Somente no terceiro trimestre de 2020, 8,5 milhões de mulheres deixaram a força de trabalho em face da pandemia e da crise. Esse movimento rumo à inatividade fez com que mais da metade da população feminina com 14 anos estejam fora do mercado de trabalho. A taxa de participação feminina na força de trabalho ficou em 45,8%, uma queda de 14% em relação a 2019.
Por fim, esse tipo de ideologia, reproduzida em falas como a de Gilberto Albuquerque, que atribuem às mulheres quase que de forma exclusiva a responsabilidade por cozinhar, lavar, passar e cuidar dos filhos e dos doentes, ainda permite à burguesia economizar com gastos sociais, ao descarregar sobre as mulheres de forma individual e não remunerada tarefas que deveriam garantidas pelos patrões e pelo Estado, por meio da construção de creches e escolas em tempo integral para as filhas e filhos da classe trabalhadora, de restaurantes comunitários, lavanderias públicas, centros de convivência de idosos e outros serviços de apoio que tirem do âmbito privado o máximo possível da carga de trabalho doméstico.
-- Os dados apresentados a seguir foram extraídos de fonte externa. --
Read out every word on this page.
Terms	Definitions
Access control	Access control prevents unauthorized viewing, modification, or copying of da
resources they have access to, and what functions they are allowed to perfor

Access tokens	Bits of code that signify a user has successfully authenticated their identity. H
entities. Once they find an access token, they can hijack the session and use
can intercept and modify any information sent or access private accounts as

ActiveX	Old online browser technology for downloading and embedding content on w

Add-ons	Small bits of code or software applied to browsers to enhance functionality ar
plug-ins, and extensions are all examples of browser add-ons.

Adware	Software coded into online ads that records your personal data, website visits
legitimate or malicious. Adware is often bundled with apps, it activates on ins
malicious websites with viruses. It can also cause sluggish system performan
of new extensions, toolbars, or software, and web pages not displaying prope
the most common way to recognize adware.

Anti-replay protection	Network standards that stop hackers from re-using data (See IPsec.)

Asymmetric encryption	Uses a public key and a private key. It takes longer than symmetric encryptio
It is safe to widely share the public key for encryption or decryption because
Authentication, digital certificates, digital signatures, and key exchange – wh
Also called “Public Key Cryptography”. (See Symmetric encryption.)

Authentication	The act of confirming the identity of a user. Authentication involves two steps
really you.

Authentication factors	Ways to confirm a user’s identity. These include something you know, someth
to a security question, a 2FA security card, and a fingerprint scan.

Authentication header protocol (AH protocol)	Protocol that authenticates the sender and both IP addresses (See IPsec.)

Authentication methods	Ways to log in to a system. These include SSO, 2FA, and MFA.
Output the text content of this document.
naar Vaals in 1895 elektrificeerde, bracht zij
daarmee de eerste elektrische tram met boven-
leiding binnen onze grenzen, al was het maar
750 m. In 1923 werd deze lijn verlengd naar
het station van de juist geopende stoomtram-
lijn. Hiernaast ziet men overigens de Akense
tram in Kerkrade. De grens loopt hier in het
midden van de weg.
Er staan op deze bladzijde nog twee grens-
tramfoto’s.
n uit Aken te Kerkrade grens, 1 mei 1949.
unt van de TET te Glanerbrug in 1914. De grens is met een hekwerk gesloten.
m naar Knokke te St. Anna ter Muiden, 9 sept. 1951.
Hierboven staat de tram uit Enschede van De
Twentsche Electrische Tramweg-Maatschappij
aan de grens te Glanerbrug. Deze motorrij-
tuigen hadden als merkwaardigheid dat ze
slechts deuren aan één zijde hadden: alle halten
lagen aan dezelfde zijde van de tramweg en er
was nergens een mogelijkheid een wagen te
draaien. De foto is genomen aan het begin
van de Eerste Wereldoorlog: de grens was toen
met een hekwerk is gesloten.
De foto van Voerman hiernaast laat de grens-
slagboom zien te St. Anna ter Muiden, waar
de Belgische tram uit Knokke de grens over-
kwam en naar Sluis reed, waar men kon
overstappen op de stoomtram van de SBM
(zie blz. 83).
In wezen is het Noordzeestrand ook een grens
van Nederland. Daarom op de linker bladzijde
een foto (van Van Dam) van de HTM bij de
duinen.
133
Chega de opressão e exploração
Como se pode ver não se trata apenas de uma fala infeliz, mas de uma ideologia, a serviço da exploração capitalista, que é sistematicamente reproduzida e tem consequências concretas para as mulheres trabalhadoras.
Por isso repudiamos essa fala machista de Gilberto Albuquerque assim como repudiamos qualquer fala que desqualifique as mulheres, que naturalize a desigualdade e justifique a opressão. Entendemos que esse é um assunto que afeta todos os trabalhadores, mulheres e homens, porque é usado pela burguesia para rebaixar o nível de vida de toda a classe e superexplorar metade dela, as mulheres trabalhadoras.
Chega de reprodução de machismo! Chega de opressão e exploração!